My colleague Justin McCurry has filed a more comprehensive take on the Asian market reaction to the Greek referendum - which largely saw falls across the board but with limited losses.
China is the exception - it saw a boost on open this morning - but
that is attributed to the enormous and unprecedented government measures
implemented over the weekend to try and stop a market crash.
This from Justin:
Analysts said that regional market panic was unlikely, even after
Athens appeared to take a step closer to a “Grexit” by roundly rejecting
the bailout terms set by its international creditors But they added
that negotiations this week would be critical.
“The Greece ‘no’ vote is a surprise,” Shoji Hirakawa, chief equity
strategist at Okasan Securities, told Bloomberg News. “But the key is
that the direction is going toward more talks after this.”

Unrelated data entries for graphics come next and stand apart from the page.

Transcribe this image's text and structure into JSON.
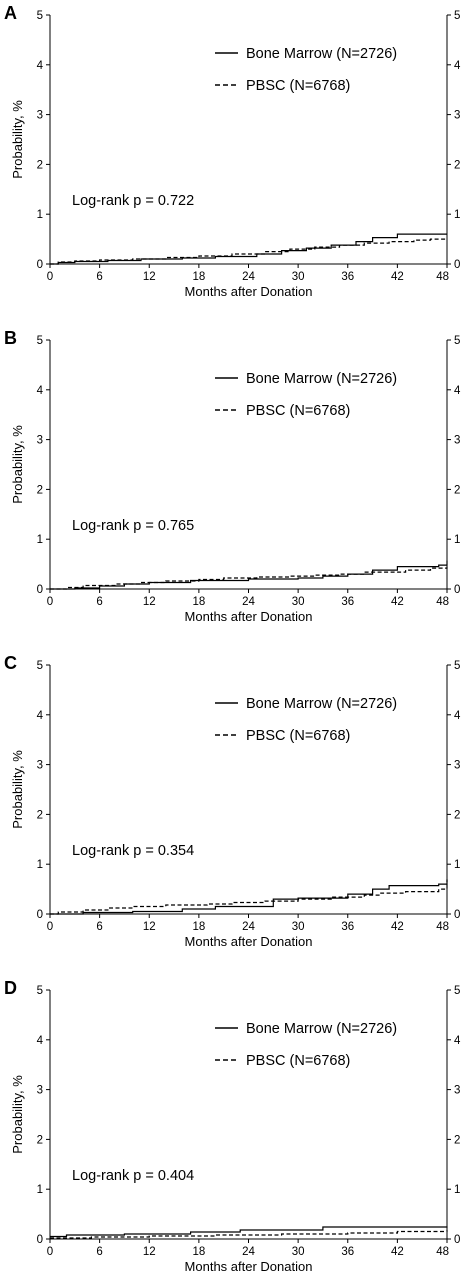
{
  "chart_data": [
    {
      "type": "line",
      "panel_label": "A",
      "xlabel": "Months after Donation",
      "ylabel": "Probability, %",
      "xlim": [
        0,
        48
      ],
      "ylim": [
        0,
        5
      ],
      "xticks": [
        "0",
        "6",
        "12",
        "18",
        "24",
        "30",
        "36",
        "42",
        "48"
      ],
      "yticks": [
        "0",
        "1",
        "2",
        "3",
        "4",
        "5"
      ],
      "annotation": "Log-rank p = 0.722",
      "legend_position": "top-right",
      "series": [
        {
          "name": "Bone Marrow (N=2726)",
          "style": "solid",
          "x": [
            0,
            1,
            3,
            7,
            11,
            16,
            20,
            25,
            28,
            31,
            34,
            37,
            39,
            42,
            48
          ],
          "y": [
            0,
            0.03,
            0.05,
            0.07,
            0.1,
            0.12,
            0.15,
            0.2,
            0.27,
            0.32,
            0.38,
            0.45,
            0.53,
            0.6,
            0.6
          ]
        },
        {
          "name": "PBSC (N=6768)",
          "style": "dashed",
          "x": [
            0,
            1,
            3,
            6,
            10,
            14,
            18,
            22,
            26,
            29,
            32,
            35,
            38,
            41,
            44,
            46,
            48
          ],
          "y": [
            0,
            0.04,
            0.06,
            0.08,
            0.1,
            0.13,
            0.16,
            0.2,
            0.25,
            0.3,
            0.34,
            0.38,
            0.42,
            0.45,
            0.48,
            0.5,
            0.5
          ]
        }
      ]
    },
    {
      "type": "line",
      "panel_label": "B",
      "xlabel": "Months after Donation",
      "ylabel": "Probability, %",
      "xlim": [
        0,
        48
      ],
      "ylim": [
        0,
        5
      ],
      "xticks": [
        "0",
        "6",
        "12",
        "18",
        "24",
        "30",
        "36",
        "42",
        "48"
      ],
      "yticks": [
        "0",
        "1",
        "2",
        "3",
        "4",
        "5"
      ],
      "annotation": "Log-rank p = 0.765",
      "legend_position": "top-right",
      "series": [
        {
          "name": "Bone Marrow (N=2726)",
          "style": "solid",
          "x": [
            0,
            3,
            6,
            9,
            12,
            17,
            24,
            30,
            33,
            36,
            39,
            42,
            47,
            48
          ],
          "y": [
            0,
            0.02,
            0.06,
            0.1,
            0.13,
            0.17,
            0.2,
            0.22,
            0.26,
            0.3,
            0.38,
            0.45,
            0.48,
            0.57
          ]
        },
        {
          "name": "PBSC (N=6768)",
          "style": "dashed",
          "x": [
            0,
            2,
            4,
            8,
            11,
            14,
            18,
            21,
            25,
            29,
            32,
            35,
            38,
            43,
            46,
            48
          ],
          "y": [
            0,
            0.03,
            0.07,
            0.1,
            0.13,
            0.16,
            0.19,
            0.22,
            0.24,
            0.26,
            0.28,
            0.3,
            0.34,
            0.38,
            0.42,
            0.45
          ]
        }
      ]
    },
    {
      "type": "line",
      "panel_label": "C",
      "xlabel": "Months after Donation",
      "ylabel": "Probability, %",
      "xlim": [
        0,
        48
      ],
      "ylim": [
        0,
        5
      ],
      "xticks": [
        "0",
        "6",
        "12",
        "18",
        "24",
        "30",
        "36",
        "42",
        "48"
      ],
      "yticks": [
        "0",
        "1",
        "2",
        "3",
        "4",
        "5"
      ],
      "annotation": "Log-rank p = 0.354",
      "legend_position": "top-right",
      "series": [
        {
          "name": "Bone Marrow (N=2726)",
          "style": "solid",
          "x": [
            0,
            4,
            10,
            16,
            20,
            27,
            30,
            36,
            39,
            41,
            47,
            48
          ],
          "y": [
            0,
            0.03,
            0.05,
            0.1,
            0.15,
            0.3,
            0.32,
            0.4,
            0.5,
            0.57,
            0.6,
            0.68
          ]
        },
        {
          "name": "PBSC (N=6768)",
          "style": "dashed",
          "x": [
            0,
            1,
            4,
            7,
            10,
            14,
            19,
            22,
            26,
            30,
            34,
            38,
            40,
            43,
            47,
            48
          ],
          "y": [
            0,
            0.04,
            0.08,
            0.12,
            0.15,
            0.18,
            0.2,
            0.23,
            0.26,
            0.3,
            0.34,
            0.38,
            0.42,
            0.45,
            0.5,
            0.7
          ]
        }
      ]
    },
    {
      "type": "line",
      "panel_label": "D",
      "xlabel": "Months after Donation",
      "ylabel": "Probability, %",
      "xlim": [
        0,
        48
      ],
      "ylim": [
        0,
        5
      ],
      "xticks": [
        "0",
        "6",
        "12",
        "18",
        "24",
        "30",
        "36",
        "42",
        "48"
      ],
      "yticks": [
        "0",
        "1",
        "2",
        "3",
        "4",
        "5"
      ],
      "annotation": "Log-rank p = 0.404",
      "legend_position": "top-right",
      "series": [
        {
          "name": "Bone Marrow (N=2726)",
          "style": "solid",
          "x": [
            0,
            2,
            9,
            17,
            23,
            33,
            48
          ],
          "y": [
            0.05,
            0.08,
            0.1,
            0.14,
            0.18,
            0.24,
            0.25
          ]
        },
        {
          "name": "PBSC (N=6768)",
          "style": "dashed",
          "x": [
            0,
            5,
            12,
            20,
            28,
            36,
            42,
            48
          ],
          "y": [
            0.02,
            0.04,
            0.06,
            0.08,
            0.1,
            0.12,
            0.15,
            0.18
          ]
        }
      ]
    }
  ]
}
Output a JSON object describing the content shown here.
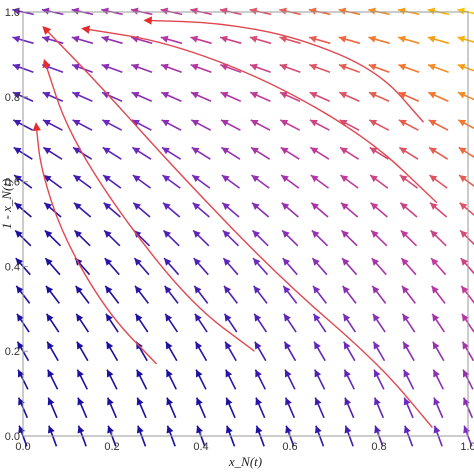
{
  "chart_data": {
    "type": "vector-field",
    "title": "",
    "xlabel": "x_N(t)",
    "ylabel": "1 - x_N(t)",
    "xlim": [
      0,
      1
    ],
    "ylim": [
      0,
      1
    ],
    "x_ticks": [
      "0.0",
      "0.2",
      "0.4",
      "0.6",
      "0.8",
      "1.0"
    ],
    "y_ticks": [
      "0.0",
      "0.2",
      "0.4",
      "0.6",
      "0.8",
      "1.0"
    ],
    "grid": false,
    "arrow_grid": {
      "nx": 16,
      "ny": 16,
      "x_range": [
        0.0,
        1.0
      ],
      "y_range": [
        0.0,
        1.0
      ]
    },
    "colormap": [
      "#1a0f9e",
      "#6f2bbf",
      "#c0399c",
      "#f0663e",
      "#f9c400"
    ],
    "trajectory_color": "#e0484f",
    "trajectories": [
      {
        "points": [
          [
            0.9,
            0.74
          ],
          [
            0.8,
            0.86
          ],
          [
            0.62,
            0.94
          ],
          [
            0.44,
            0.975
          ],
          [
            0.28,
            0.98
          ]
        ]
      },
      {
        "points": [
          [
            0.93,
            0.55
          ],
          [
            0.78,
            0.7
          ],
          [
            0.55,
            0.84
          ],
          [
            0.32,
            0.93
          ],
          [
            0.14,
            0.96
          ]
        ]
      },
      {
        "points": [
          [
            0.92,
            0.02
          ],
          [
            0.8,
            0.17
          ],
          [
            0.58,
            0.37
          ],
          [
            0.35,
            0.62
          ],
          [
            0.17,
            0.83
          ],
          [
            0.05,
            0.96
          ]
        ]
      },
      {
        "points": [
          [
            0.52,
            0.2
          ],
          [
            0.38,
            0.31
          ],
          [
            0.22,
            0.52
          ],
          [
            0.1,
            0.72
          ],
          [
            0.05,
            0.88
          ]
        ]
      },
      {
        "points": [
          [
            0.3,
            0.17
          ],
          [
            0.19,
            0.29
          ],
          [
            0.09,
            0.47
          ],
          [
            0.04,
            0.63
          ],
          [
            0.03,
            0.73
          ]
        ]
      }
    ]
  }
}
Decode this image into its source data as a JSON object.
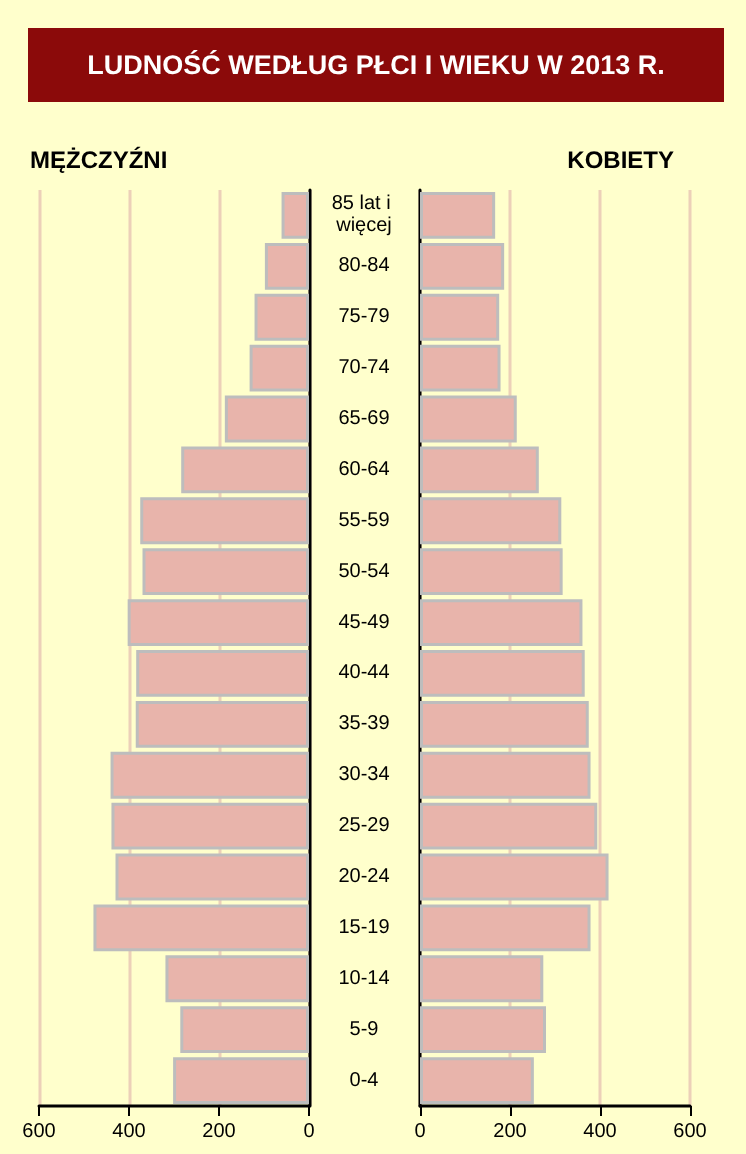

Other analysts said markets had not expected Greek voters to reject
the terms of the bailout so emphatically – a move that could see further
losses on Monday and trigger an investor rush to US Treasuries or other
government bonds that are seen as largely immune to market turbulence.
...
In one of the day’s more colourful commentaries, analysts at Japan’s
Mizuho Bank said the Sunday’s “Greferendum” had turned out to be a
“Grief-erendum”.
On what most had expected to be a tricky day for markets around the
world, dealers stressed that uncertainty over Greece’s future had not
rocked markets as badly as some might have expected.